If capitalism were someday found to have a soul, it would probably be located in the mystic qualities of capital itself. The substance begins simply enough as personal savings and business profits, then flows like oxygen through labyrinthine channels into the heart and muscle of economic life. Once set in motion, the surplus wealth (Marx provocatively called it “stored labor”) becomes one of capitalism’s three classic factors of production, alongside human labor and nature (the land and resources consumed to make things). Capital puts up the money to build the factory, buys the machines and pays the company’s bills until its goods are produced and sold, thus yielding the new returns that pay back the lenders and investors with an expected increase. It is not simple, but that is the essence.
Given the vast wealth of the country, the financial system forms a rather narrow funnel through which tens of trillions of dollars are continuously poured. Yes, the transactions are dizzyingly diverse and complex, involving thousands of large and small financial firms, but the work itself is actually done by a fairly small number of people. On Wall Street (an emblem of the system now dispersed nationwide) fewer than 1 million Americans manage the money. And only a relative handful of those people make the big decisions. Collectively, they are very, very powerful. Nobody elected them, but their exalted position in American life is reflected in their incomes.
My central complaint is with the narrowness of their value system rather than the financial mechanisms. With a few important exceptions, the agents of capital operate with dedicated blindness to capital’s collateral consequences, an indifference to the future of society even as they search for the future’s returns. The capital system does not authorize financial agents to think about such things and may well penalize them if they do. Yet finance capital shapes and polices the “social contract” in America far more effectively than the government, which has largely retreated from that role.
The great contradiction–and the reason reform is possible–is that Wall Street works with other people’s money, mainly the retirement savings of ordinary Americans whose values it ignores, whose common interests are often trampled. In fact, the huge fiduciary institutions holding this wealth own 60 percent of America’s 1,000 largest corporations and yet are utterly passive as investors–meekly following the advice of banks and brokerages rather than asserting the true self-interests of the “beneficial owners.” That is a central element of all that must be changed.
A transformation of Wall Street’s core values is not only possible but eventually likely to occur, I predict. My optimism may seem incautious, but it starts from an appreciation of how dynamic capitalism evolves continuously from its own restless energies.

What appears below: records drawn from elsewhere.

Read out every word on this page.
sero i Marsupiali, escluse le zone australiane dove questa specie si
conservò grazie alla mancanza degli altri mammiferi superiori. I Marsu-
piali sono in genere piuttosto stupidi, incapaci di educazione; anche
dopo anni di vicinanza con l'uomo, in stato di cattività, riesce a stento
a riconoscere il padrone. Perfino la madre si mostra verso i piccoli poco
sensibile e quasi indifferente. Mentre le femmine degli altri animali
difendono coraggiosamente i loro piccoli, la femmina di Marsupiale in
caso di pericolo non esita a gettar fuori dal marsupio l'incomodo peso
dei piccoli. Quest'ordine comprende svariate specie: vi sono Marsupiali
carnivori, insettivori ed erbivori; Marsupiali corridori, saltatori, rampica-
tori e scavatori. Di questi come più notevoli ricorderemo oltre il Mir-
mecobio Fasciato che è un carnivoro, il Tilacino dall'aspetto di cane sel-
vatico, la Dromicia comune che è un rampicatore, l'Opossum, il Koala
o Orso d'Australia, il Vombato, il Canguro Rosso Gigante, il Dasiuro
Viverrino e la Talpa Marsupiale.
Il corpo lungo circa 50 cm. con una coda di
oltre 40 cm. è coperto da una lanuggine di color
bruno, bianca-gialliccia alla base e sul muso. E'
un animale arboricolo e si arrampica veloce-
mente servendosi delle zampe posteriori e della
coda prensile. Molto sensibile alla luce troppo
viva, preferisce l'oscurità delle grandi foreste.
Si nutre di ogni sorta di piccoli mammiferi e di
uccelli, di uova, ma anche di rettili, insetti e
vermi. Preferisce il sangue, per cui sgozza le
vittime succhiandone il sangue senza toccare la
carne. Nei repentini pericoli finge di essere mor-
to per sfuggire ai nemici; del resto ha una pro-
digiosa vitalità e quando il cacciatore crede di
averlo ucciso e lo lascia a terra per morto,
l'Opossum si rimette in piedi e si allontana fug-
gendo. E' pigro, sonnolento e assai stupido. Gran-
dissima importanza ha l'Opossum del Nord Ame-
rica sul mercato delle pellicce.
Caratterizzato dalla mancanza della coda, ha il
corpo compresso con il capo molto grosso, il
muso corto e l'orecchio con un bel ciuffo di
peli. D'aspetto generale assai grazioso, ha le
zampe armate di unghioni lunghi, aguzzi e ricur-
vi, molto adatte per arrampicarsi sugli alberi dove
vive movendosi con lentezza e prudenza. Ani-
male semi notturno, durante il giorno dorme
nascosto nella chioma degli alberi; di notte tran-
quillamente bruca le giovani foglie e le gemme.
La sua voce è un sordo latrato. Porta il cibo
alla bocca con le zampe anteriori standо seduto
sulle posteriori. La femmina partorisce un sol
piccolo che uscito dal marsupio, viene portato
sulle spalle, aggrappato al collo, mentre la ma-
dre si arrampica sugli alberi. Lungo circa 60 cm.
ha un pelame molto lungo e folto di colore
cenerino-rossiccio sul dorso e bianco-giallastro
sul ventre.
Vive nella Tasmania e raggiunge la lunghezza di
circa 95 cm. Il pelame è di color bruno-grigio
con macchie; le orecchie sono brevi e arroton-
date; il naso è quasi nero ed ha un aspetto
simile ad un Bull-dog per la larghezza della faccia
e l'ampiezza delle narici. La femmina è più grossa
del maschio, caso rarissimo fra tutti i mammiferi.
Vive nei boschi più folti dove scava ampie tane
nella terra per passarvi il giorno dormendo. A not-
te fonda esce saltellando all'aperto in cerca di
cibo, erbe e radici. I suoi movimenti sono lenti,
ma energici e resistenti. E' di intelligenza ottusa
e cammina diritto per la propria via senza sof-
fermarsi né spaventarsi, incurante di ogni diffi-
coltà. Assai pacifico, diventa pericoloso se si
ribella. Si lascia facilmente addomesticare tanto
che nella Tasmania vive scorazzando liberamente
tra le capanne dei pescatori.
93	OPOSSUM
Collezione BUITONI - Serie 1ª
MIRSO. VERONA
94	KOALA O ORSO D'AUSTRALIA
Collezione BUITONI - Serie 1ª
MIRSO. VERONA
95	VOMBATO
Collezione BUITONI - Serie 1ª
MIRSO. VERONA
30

Within the monolith of finance, some adventurous players are always experimenting with new methods and theories, trying to take profit from what the larger herd doesn’t yet see or understand.
Organized labor is widely disparaged as a weak and anachronistic force in American life, but, in one important matter, the labor movement is the vanguard: determined to reposition the capital that effectively belongs to working Americans to serve the true interests of those workers and, therefore, society’s long-term interests too. Labor may be greatly weakened from its heyday, but one thing it possesses is capital assets–the power of the $400 billion in union-managed pension funds and the trillions in public-employee pension funds, where labor unions can exercise real influence over the patterns of investment.